Está havendo uma transição no mercado de trabalho, com as tarefas simples, rotineiras, manuais sendo feito por máquinas e inteligência artificial. Os empregos formais estão sendo criados para tarefas não repetitivas, que exigem capacidade de negociação e análise.
O diretor do Centro de Pesquisa Aplicada à Primeira Infância do Insper e professor da USP afirma para a reportagem do jornal O Globo que se tratam de pessoas sem habilidades, que não tiveram formação de ensino médio, não tiveram oportunidades, nasceram nos anos 1970, 1980, sem assistência social, educação, universidade, não conseguiram desenvolver as habilidades cognitivas. Muitas perderam o pouco que tinham e, ao mesmo tempo, houve essa mudança no mercado. Vai ter um grupo que não vai retornar ao mercado, vai se desengajar definitivamente, principalmente as pessoas mais velhas.

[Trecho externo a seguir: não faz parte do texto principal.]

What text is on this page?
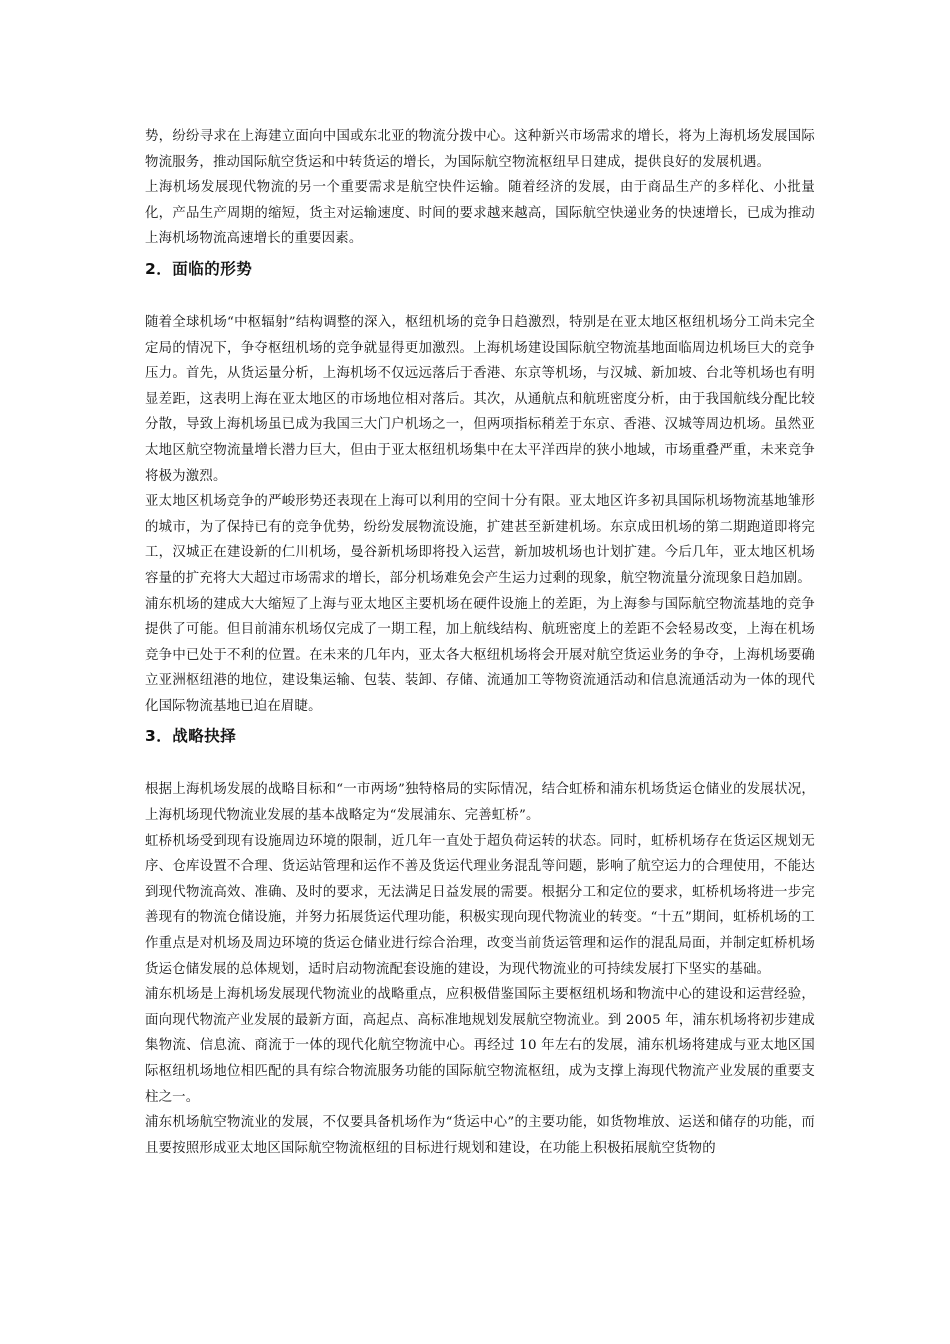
势，纷纷寻求在上海建立面向中国或东北亚的物流分拨中心。这种新兴市场需求的增长，将为上海机场发展国际物流服务，推动国际航空货运和中转货运的增长，为国际航空物流枢纽早日建成，提供良好的发展机遇。

上海机场发展现代物流的另一个重要需求是航空快件运输。随着经济的发展，由于商品生产的多样化、小批量化，产品生产周期的缩短，货主对运输速度、时间的要求越来越高，国际航空快递业务的快速增长，已成为推动上海机场物流高速增长的重要因素。

2．面临的形势

随着全球机场“中枢辐射”结构调整的深入，枢纽机场的竞争日趋激烈，特别是在亚太地区枢纽机场分工尚未完全定局的情况下，争夺枢纽机场的竞争就显得更加激烈。上海机场建设国际航空物流基地面临周边机场巨大的竞争压力。首先，从货运量分析，上海机场不仅远远落后于香港、东京等机场，与汉城、新加坡、台北等机场也有明显差距，这表明上海在亚太地区的市场地位相对落后。其次，从通航点和航班密度分析，由于我国航线分配比较分散，导致上海机场虽已成为我国三大门户机场之一，但两项指标稍差于东京、香港、汉城等周边机场。虽然亚太地区航空物流量增长潜力巨大，但由于亚太枢纽机场集中在太平洋西岸的狭小地域，市场重叠严重，未来竞争将极为激烈。

亚太地区机场竞争的严峻形势还表现在上海可以利用的空间十分有限。亚太地区许多初具国际机场物流基地雏形的城市，为了保持已有的竞争优势，纷纷发展物流设施，扩建甚至新建机场。东京成田机场的第二期跑道即将完工，汉城正在建设新的仁川机场，曼谷新机场即将投入运营，新加坡机场也计划扩建。今后几年，亚太地区机场容量的扩充将大大超过市场需求的增长，部分机场难免会产生运力过剩的现象，航空物流量分流现象日趋加剧。

浦东机场的建成大大缩短了上海与亚太地区主要机场在硬件设施上的差距，为上海参与国际航空物流基地的竞争提供了可能。但目前浦东机场仅完成了一期工程，加上航线结构、航班密度上的差距不会轻易改变，上海在机场竞争中已处于不利的位置。在未来的几年内，亚太各大枢纽机场将会开展对航空货运业务的争夺，上海机场要确立亚洲枢纽港的地位，建设集运输、包装、装卸、存储、流通加工等物资流通活动和信息流通活动为一体的现代化国际物流基地已迫在眉睫。

3．战略抉择

根据上海机场发展的战略目标和“一市两场”独特格局的实际情况，结合虹桥和浦东机场货运仓储业的发展状况，上海机场现代物流业发展的基本战略定为“发展浦东、完善虹桥”。

虹桥机场受到现有设施周边环境的限制，近几年一直处于超负荷运转的状态。同时，虹桥机场存在货运区规划无序、仓库设置不合理、货运站管理和运作不善及货运代理业务混乱等问题，影响了航空运力的合理使用，不能达到现代物流高效、准确、及时的要求，无法满足日益发展的需要。根据分工和定位的要求，虹桥机场将进一步完善现有的物流仓储设施，并努力拓展货运代理功能，积极实现向现代物流业的转变。“十五”期间，虹桥机场的工作重点是对机场及周边环境的货运仓储业进行综合治理，改变当前货运管理和运作的混乱局面，并制定虹桥机场货运仓储发展的总体规划，适时启动物流配套设施的建设，为现代物流业的可持续发展打下坚实的基础。

浦东机场是上海机场发展现代物流业的战略重点，应积极借鉴国际主要枢纽机场和物流中心的建设和运营经验，面向现代物流产业发展的最新方面，高起点、高标准地规划发展航空物流业。到 2005 年，浦东机场将初步建成集物流、信息流、商流于一体的现代化航空物流中心。再经过 10 年左右的发展，浦东机场将建成与亚太地区国际枢纽机场地位相匹配的具有综合物流服务功能的国际航空物流枢纽，成为支撑上海现代物流产业发展的重要支柱之一。

浦东机场航空物流业的发展，不仅要具备机场作为“货运中心”的主要功能，如货物堆放、运送和储存的功能，而且要按照形成亚太地区国际航空物流枢纽的目标进行规划和建设，在功能上积极拓展航空货物的
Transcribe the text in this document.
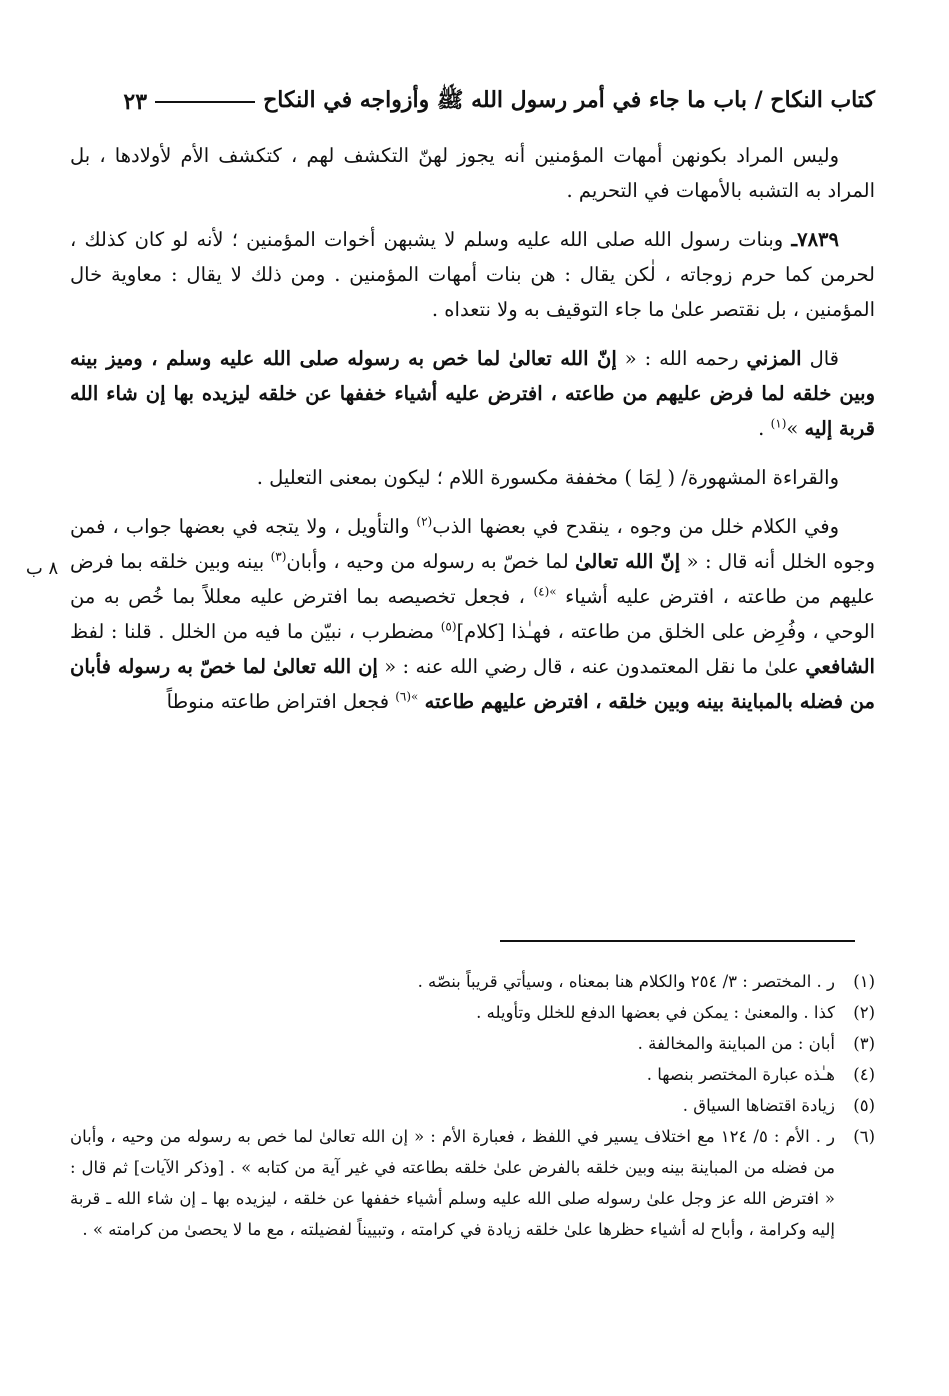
كتاب النكاح / باب ما جاء في أمر رسول الله ﷺ وأزواجه في النكاح
٢٣
٨ ب

وليس المراد بكونهن أمهات المؤمنين أنه يجوز لهنّ التكشف لهم ، كتكشف الأم لأولادها ، بل المراد به التشبه بالأمهات في التحريم .

٧٨٣٩ـ وبنات رسول الله صلى الله عليه وسلم لا يشبهن أخوات المؤمنين ؛ لأنه لو كان كذلك ، لحرمن كما حرم زوجاته ، لٰكن يقال : هن بنات أمهات المؤمنين . ومن ذلك لا يقال : معاوية خال المؤمنين ، بل نقتصر علىٰ ما جاء التوقيف به ولا نتعداه .

قال المزني رحمه الله : « إنّ الله تعالىٰ لما خص به رسوله صلى الله عليه وسلم ، وميز بينه وبين خلقه لما فرض عليهم من طاعته ، افترض عليه أشياء خففها عن خلقه ليزيده بها إن شاء الله قربة إليه »$^{(١)}$ .

والقراءة المشهورة/ ( لِمَا ) مخففة مكسورة اللام ؛ ليكون بمعنى التعليل .

وفي الكلام خلل من وجوه ، ينقدح في بعضها الذب$^{(٢)}$ والتأويل ، ولا يتجه في بعضها جواب ، فمن وجوه الخلل أنه قال : « إنّ الله تعالىٰ لما خصّ به رسوله من وحيه ، وأبان$^{(٣)}$ بينه وبين خلقه بما فرض عليهم من طاعته ، افترض عليه أشياء $^{»(٤)}$ ، فجعل تخصيصه بما افترض عليه معللاً بما خُص به من الوحي ، وفُرِض على الخلق من طاعته ، فهـٰذا [كلام]$^{(٥)}$ مضطرب ، نبيّن ما فيه من الخلل . قلنا : لفظ الشافعي علىٰ ما نقل المعتمدون عنه ، قال رضي الله عنه : « إن الله تعالىٰ لما خصّ به رسوله فأبان من فضله بالمباينة بينه وبين خلقه ، افترض عليهم طاعته $^{»(٦)}$ فجعل افتراض طاعته منوطاً

(١)
ر . المختصر : ٣/ ٢٥٤ والكلام هنا بمعناه ، وسيأتي قريباً بنصّه .
(٢)
كذا . والمعنىٰ : يمكن في بعضها الدفع للخلل وتأويله .
(٣)
أبان : من المباينة والمخالفة .
(٤)
هـٰذه عبارة المختصر بنصها .
(٥)
زيادة اقتضاها السياق .
(٦)
ر . الأم : ٥/ ١٢٤ مع اختلاف يسير في اللفظ ، فعبارة الأم : « إن الله تعالىٰ لما خص به رسوله من وحيه ، وأبان من فضله من المباينة بينه وبين خلقه بالفرض علىٰ خلقه بطاعته في غير آية من كتابه » . [وذكر الآيات] ثم قال : « افترض الله عز وجل علىٰ رسوله صلى الله عليه وسلم أشياء خففها عن خلقه ، ليزيده بها ـ إن شاء الله ـ قربة إليه وكرامة ، وأباح له أشياء حظرها علىٰ خلقه زيادة في كرامته ، وتبييناً لفضيلته ، مع ما لا يحصىٰ من كرامته » .
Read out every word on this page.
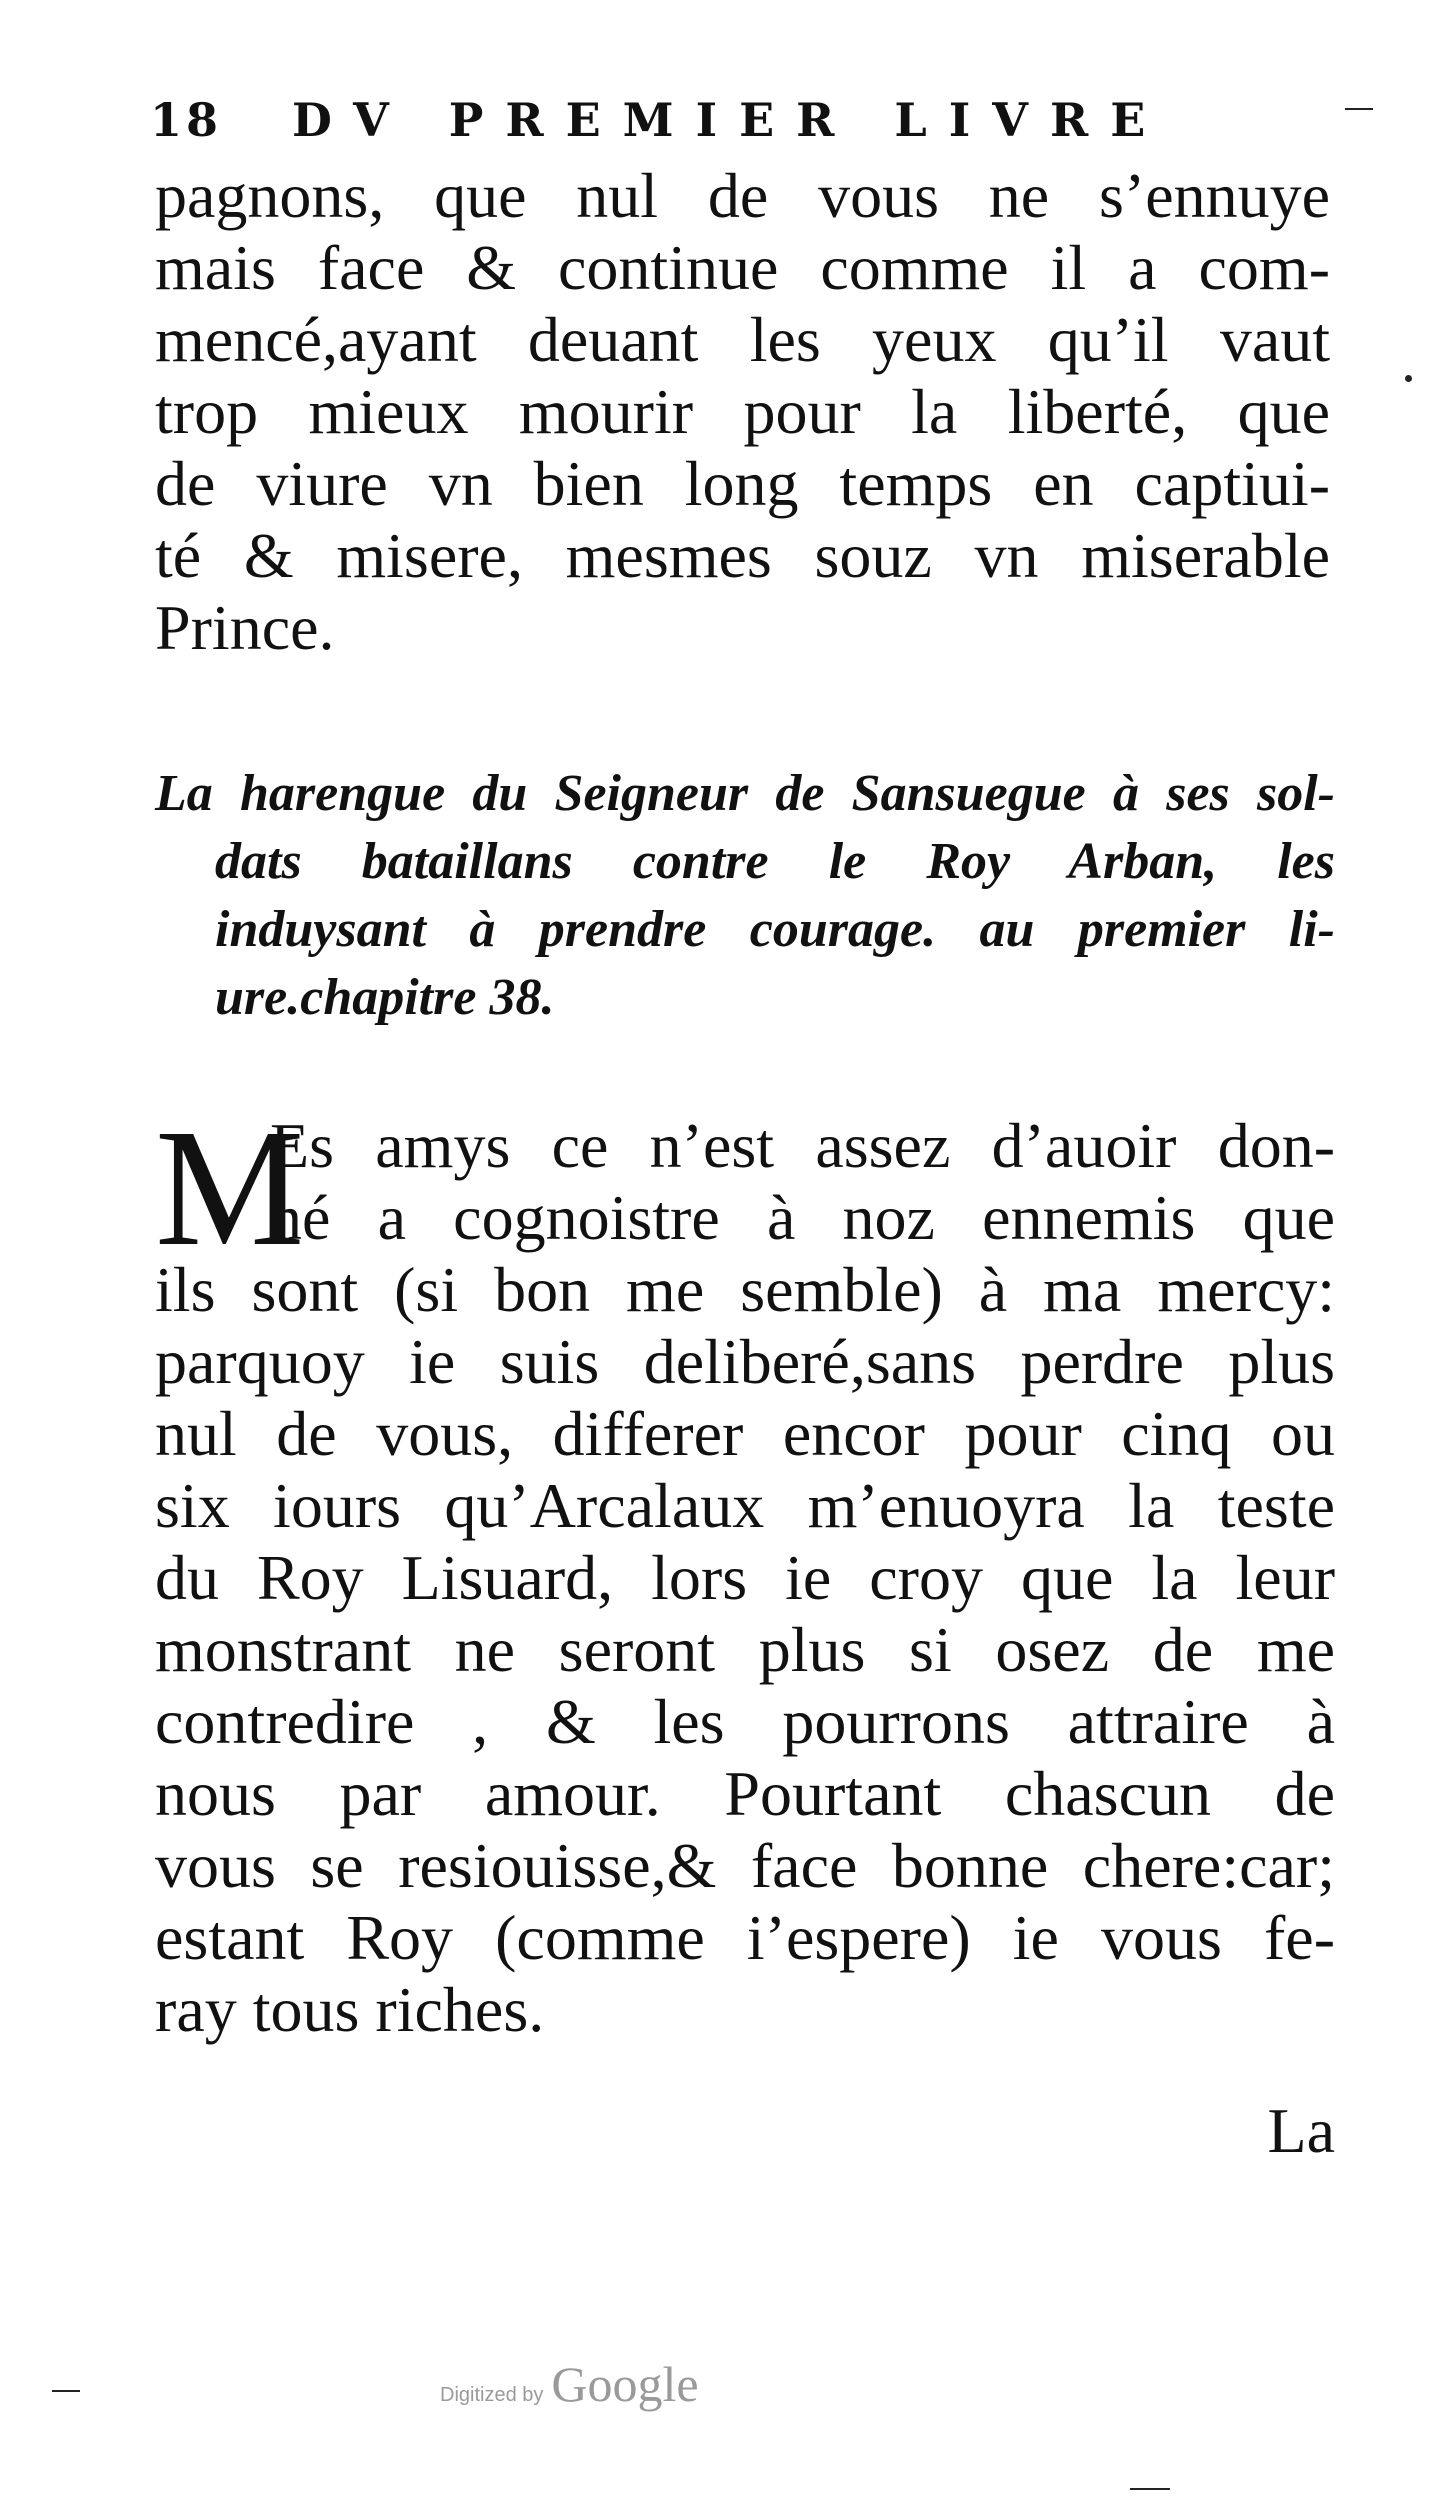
18 DV PREMIER LIVRE
pagnons, que nul de vous ne s’ennuye
mais face & continue comme il a com-
mencé,ayant deuant les yeux qu’il vaut
trop mieux mourir pour la liberté, que
de viure vn bien long temps en captiui-
té & misere, mesmes souz vn miserable
Prince.
La harengue du Seigneur de Sansuegue à ses sol-
dats bataillans contre le Roy Arban, les
induysant à prendre courage. au premier li-
ure.chapitre 38.
M
Es amys ce n’est assez d’auoir don-
né a cognoistre à noz ennemis que
ils sont (si bon me semble) à ma mercy:
parquoy ie suis deliberé,sans perdre plus
nul de vous, differer encor pour cinq ou
six iours qu’Arcalaux m’enuoyra la teste
du Roy Lisuard, lors ie croy que la leur
monstrant ne seront plus si osez de me
contredire , & les pourrons attraire à
nous par amour. Pourtant chascun de
vous se resiouisse,& face bonne chere:car;
estant Roy (comme i’espere) ie vous fe-
ray tous riches.
La
Digitized by Google
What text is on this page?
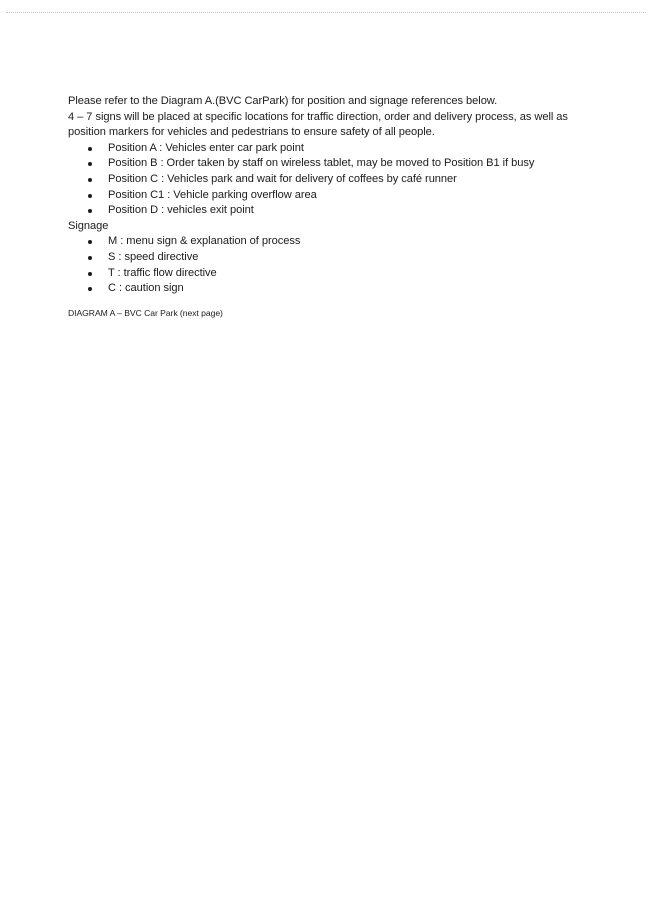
Please refer to the Diagram A.(BVC CarPark) for position and signage references below.

4 – 7 signs will be placed at specific locations for traffic direction, order and delivery process, as well as position markers for vehicles and pedestrians to ensure safety of all people.

Position A : Vehicles enter car park point
Position B : Order taken by staff on wireless tablet, may be moved to Position B1 if busy
Position C : Vehicles park and wait for delivery of coffees by café runner
Position C1 : Vehicle parking overflow area
Position D : vehicles exit point

Signage

M : menu sign & explanation of process
S : speed directive
T : traffic flow directive
C : caution sign

DIAGRAM A – BVC Car Park (next page)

O Centro de Pesquisa Aplicada à Primeira Infância do Insper cita como exemplo de transformação o mercado o call center, no qual atendentes estão sendo substituídos por robôs, o que está afetando mais o emprego na Região Nordeste. Lá, 25,7% da população vivem em domicílios sem renda do trabalho. Entre os ocupados na região, 57,1% são informais. Há uma estratificação regional, o trabalho só tem aumentado no Sul e Sudeste. No Nordeste está estagnado. A desigualdade regional aumentou.
É uma tendência oposta a que se verificava entre os anos 2000 até meados de 2010, observa o sociólogo Pedro Ferreira de Souza, antes da recessão de 2015 e 2016. Houve uma recuperação em seguida, mas muito tímida e beneficiando “a metade de cima da distribuição de renda”:
Nos anos 2000, 2010, a geração de emprego formal foi com salários próximos do mínimo, em setores que absorvem mão de obra menos qualificada, como construção civil e comércio. Depois da recessão, essa geração de emprego na base parou e o grupo passa a depender de benefícios sociais, como o Auxílio Brasil. explica o professor da USP Naercio Menezes Filho. Para ele, o caminho é investir na infância, transferir mais recursos para as famílias com crianças. “A pandemia aumentou o analfabetismo entre as crianças”, explica.
Na avaliação do sociólogo, esse contingente deve passar a viver entre ocupações intermitentes, saindo e entrando na pobreza. Isso porque a renda dos 20% mais pobres caiu muito e nunca mais se recuperou nem voltou ao patamar que estava em 2012.